Выготский пробует свою теорию о различии генетических корней речи и мышления доказать также на онтогенетическом развитии. Казалось бы, когда исследователь переходит от такой темной области, как речь и мышление шимпанзе, к такой несравненно более близкой и лучше изученной области, как ребенок, он должен был бы чувствовать себя лучше. На самом же деле как раз наоборот: «В онтогенезе отношение обеих линий развития — мышления и речи — гораздо более смутно и спутанно». Мы уже имели случай видеть не раз, как сторонники обособления речи и мышления лучше всего чувствуют себя, когда оперируют почти неизвестным (мышление глухонемых, внутренняя речь афатиков, мышление и речь шимпанзе).
Уже выше мы видели, что Выготский чуть ли не ставит знак равенства между мышлением и «интеллектуальной реакцией», тогда как и восприятие, и внимание, и память, и воображение — также «интеллектуальные реакции». В сущности, он имеет в виду «доречевое вызревание интеллекта ребенка». Но кто сомневается, что можно говорить об интеллектуальном развитии (в самом широком смысле этого слова) грудных младенцев и даже новорожденных? Однако суть вопроса — не вообще интеллектуальное развитие, а развитие именно мышления. «Независимость зачатков интеллектуальных реакций от речи» несомненна, и ее можно было бы доказать даже несравненно проще, если только эта общеизвестная истина вообще нуждается в доказательстве. Мы имеем явную подмену тезиса: мы ждем, что будут доказывать независимость мышления от речи, а нам начинают доказывать совершенно иное.

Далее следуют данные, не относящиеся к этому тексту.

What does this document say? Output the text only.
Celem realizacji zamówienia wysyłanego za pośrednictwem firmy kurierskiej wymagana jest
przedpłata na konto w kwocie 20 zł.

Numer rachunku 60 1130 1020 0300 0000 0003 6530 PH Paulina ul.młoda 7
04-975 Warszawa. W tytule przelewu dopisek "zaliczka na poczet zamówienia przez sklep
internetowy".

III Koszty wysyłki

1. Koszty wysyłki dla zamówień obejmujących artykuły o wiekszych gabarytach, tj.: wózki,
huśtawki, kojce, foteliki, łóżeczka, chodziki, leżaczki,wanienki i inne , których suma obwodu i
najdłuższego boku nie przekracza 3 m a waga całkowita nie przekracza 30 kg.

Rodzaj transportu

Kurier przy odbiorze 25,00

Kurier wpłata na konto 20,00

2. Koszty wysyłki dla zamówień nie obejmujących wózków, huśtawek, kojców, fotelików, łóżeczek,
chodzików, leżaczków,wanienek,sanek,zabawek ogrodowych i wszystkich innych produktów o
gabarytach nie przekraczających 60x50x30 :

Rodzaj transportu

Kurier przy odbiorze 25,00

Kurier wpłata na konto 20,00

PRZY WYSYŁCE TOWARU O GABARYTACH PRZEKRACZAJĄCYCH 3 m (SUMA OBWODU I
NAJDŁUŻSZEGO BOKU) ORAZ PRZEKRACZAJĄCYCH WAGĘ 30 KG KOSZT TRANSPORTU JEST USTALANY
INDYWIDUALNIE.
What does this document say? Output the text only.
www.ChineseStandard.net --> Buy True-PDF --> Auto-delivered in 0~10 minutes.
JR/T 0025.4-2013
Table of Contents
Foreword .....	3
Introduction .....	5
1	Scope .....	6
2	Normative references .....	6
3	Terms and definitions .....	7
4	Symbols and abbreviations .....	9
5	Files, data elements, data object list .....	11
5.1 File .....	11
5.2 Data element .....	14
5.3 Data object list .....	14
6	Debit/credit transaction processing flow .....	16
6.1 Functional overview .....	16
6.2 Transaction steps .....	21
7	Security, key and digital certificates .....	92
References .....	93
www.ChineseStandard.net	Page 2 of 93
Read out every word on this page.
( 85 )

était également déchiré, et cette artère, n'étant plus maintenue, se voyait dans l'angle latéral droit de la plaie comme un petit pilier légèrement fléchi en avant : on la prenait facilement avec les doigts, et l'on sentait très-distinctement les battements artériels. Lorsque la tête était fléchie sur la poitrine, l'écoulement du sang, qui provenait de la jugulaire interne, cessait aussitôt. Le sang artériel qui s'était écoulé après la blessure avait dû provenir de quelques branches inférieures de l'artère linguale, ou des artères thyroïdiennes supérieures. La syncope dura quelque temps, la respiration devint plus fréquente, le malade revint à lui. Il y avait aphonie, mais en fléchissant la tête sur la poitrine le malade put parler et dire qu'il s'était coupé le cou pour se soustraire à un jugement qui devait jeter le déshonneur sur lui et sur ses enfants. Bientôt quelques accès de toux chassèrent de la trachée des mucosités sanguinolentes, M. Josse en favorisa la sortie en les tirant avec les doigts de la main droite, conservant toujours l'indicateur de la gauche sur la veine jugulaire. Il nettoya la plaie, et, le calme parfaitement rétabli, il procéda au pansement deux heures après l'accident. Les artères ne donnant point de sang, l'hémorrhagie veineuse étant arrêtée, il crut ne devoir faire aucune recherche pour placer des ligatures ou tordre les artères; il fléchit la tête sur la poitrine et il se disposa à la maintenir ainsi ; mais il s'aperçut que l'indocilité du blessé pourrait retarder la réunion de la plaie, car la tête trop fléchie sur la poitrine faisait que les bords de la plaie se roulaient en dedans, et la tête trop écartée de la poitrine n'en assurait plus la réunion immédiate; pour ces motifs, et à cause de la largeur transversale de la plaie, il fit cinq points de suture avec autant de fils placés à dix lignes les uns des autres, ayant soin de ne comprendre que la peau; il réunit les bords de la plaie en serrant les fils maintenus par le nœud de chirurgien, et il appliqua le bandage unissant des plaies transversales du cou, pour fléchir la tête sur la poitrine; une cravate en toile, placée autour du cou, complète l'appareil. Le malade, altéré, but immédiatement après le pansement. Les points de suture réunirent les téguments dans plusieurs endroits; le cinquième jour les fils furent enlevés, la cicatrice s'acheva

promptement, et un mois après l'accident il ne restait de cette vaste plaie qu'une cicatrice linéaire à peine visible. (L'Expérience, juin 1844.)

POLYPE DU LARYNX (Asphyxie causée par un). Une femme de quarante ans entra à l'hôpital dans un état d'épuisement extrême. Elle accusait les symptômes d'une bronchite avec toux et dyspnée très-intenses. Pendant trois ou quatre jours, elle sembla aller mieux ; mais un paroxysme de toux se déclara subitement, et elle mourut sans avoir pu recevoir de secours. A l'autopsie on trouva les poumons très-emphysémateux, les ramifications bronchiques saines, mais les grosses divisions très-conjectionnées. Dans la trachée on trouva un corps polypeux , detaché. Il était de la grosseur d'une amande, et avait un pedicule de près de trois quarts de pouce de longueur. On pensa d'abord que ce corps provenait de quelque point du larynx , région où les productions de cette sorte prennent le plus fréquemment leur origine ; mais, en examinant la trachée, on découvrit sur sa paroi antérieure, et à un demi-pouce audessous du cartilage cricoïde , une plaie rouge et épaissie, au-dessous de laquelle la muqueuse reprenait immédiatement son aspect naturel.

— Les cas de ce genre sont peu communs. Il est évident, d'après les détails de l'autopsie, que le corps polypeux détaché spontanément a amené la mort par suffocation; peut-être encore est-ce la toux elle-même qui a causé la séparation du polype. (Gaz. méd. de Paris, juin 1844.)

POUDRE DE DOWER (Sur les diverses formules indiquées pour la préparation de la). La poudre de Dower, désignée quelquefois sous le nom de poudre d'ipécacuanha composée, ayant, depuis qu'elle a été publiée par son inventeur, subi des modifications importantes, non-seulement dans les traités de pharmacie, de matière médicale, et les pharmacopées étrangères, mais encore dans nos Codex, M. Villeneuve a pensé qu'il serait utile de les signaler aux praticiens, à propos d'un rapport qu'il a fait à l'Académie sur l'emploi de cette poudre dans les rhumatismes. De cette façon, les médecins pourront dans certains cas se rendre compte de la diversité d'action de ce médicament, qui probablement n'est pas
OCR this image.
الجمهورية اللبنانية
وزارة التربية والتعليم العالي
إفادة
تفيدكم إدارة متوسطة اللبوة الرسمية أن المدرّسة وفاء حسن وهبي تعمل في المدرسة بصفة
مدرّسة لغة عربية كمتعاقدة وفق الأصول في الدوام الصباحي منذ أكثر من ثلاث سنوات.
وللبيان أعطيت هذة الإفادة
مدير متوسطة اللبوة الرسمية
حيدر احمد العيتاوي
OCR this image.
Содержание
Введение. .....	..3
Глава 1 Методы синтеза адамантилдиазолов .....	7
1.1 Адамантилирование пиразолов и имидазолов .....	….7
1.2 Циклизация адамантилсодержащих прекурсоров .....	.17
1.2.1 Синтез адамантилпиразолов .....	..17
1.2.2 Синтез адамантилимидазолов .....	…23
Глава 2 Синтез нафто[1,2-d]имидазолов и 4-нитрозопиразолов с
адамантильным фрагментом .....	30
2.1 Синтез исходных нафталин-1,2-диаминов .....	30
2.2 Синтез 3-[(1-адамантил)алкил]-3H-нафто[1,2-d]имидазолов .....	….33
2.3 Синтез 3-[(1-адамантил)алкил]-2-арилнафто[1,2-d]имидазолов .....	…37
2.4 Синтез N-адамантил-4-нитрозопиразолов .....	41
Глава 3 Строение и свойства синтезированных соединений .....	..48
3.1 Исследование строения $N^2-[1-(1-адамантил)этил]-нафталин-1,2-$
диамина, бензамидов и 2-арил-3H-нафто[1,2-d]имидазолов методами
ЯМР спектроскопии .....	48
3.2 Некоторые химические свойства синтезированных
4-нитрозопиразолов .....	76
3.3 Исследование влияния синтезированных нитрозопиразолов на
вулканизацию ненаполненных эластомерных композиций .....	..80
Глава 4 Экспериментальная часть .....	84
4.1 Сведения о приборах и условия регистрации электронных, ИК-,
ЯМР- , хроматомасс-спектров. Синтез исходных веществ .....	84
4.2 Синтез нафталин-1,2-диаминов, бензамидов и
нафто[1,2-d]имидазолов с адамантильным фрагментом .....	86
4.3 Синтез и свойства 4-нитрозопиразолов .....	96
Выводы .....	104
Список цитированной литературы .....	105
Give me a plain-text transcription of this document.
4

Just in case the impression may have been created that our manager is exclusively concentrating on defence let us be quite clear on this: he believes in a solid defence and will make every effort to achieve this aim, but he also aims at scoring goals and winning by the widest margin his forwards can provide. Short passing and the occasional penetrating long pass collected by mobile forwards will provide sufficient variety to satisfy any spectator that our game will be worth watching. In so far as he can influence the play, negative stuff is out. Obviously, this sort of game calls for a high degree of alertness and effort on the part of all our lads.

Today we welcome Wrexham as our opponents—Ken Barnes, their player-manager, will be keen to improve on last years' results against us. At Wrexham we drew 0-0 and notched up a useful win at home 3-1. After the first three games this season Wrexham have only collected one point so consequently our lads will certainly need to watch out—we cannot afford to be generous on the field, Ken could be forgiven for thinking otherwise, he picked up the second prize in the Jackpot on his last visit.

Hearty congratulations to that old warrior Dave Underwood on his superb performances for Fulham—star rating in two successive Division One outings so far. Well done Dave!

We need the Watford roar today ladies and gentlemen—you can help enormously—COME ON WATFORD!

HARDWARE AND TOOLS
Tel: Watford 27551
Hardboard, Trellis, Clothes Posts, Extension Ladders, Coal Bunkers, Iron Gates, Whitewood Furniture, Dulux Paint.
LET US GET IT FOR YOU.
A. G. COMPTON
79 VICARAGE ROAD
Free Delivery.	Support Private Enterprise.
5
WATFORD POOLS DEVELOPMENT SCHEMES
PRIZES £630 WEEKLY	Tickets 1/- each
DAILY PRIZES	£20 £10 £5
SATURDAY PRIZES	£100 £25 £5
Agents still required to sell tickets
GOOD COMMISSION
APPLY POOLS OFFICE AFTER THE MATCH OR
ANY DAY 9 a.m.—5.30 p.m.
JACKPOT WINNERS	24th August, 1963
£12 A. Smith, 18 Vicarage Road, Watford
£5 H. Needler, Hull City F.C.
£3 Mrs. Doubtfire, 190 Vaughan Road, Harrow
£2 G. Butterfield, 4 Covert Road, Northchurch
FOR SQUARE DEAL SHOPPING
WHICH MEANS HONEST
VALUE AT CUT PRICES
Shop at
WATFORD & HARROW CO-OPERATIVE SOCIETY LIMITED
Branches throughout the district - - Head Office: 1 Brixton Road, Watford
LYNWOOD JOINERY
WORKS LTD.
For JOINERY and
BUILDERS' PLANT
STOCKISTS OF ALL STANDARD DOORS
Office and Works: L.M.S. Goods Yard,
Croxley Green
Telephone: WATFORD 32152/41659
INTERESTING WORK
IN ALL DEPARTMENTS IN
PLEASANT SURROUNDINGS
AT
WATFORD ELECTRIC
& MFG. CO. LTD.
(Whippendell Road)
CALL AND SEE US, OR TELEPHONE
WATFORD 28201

Поскольку речь идет именно о мышлении, то максимум, что вместе с Бюлером находит Выготский до речевого мышления, это то, что он называет инструментальным мышлением (Werkzeugsdenken), т. е. «понимание механических соединений и придумывание механических средств для механических конечных целей». Формулировка этого определения звучит по отношению к 10-12-месячному младенцу, конечно, слишком пышно и ни в какой степени не удовлетворяет научным требованиям точности-определения, не говоря уже о неправильном приравнивании мышления и понимания. Максимум, о чем здесь идет речь, это — о зародышевой форме применения наиболее примитивных орудий. Как и что думал при этом грудной младенец, вероятно, навсегда останется секретом сторонников критикуемой теории. Максимум, что мы имеем право утверждать, это существование до мышления действия, практической деятельности, начинающей в зародышевой форме применять наиболее примитивные орудия. Только в том возрасте (второй год жизни), в котором Выготский находит «зависимость развития мышления от речи», мы находим у него не вызывающее сомнений мышление ребенка действительно как мышление. Мы можем согласиться с Выготским о доинтеллектуальных корнях речи, но, вопреки ему, до речевого мышления мы находим не какое-то иное мышление, а всего лишь предысторию мышления — практическую деятельность.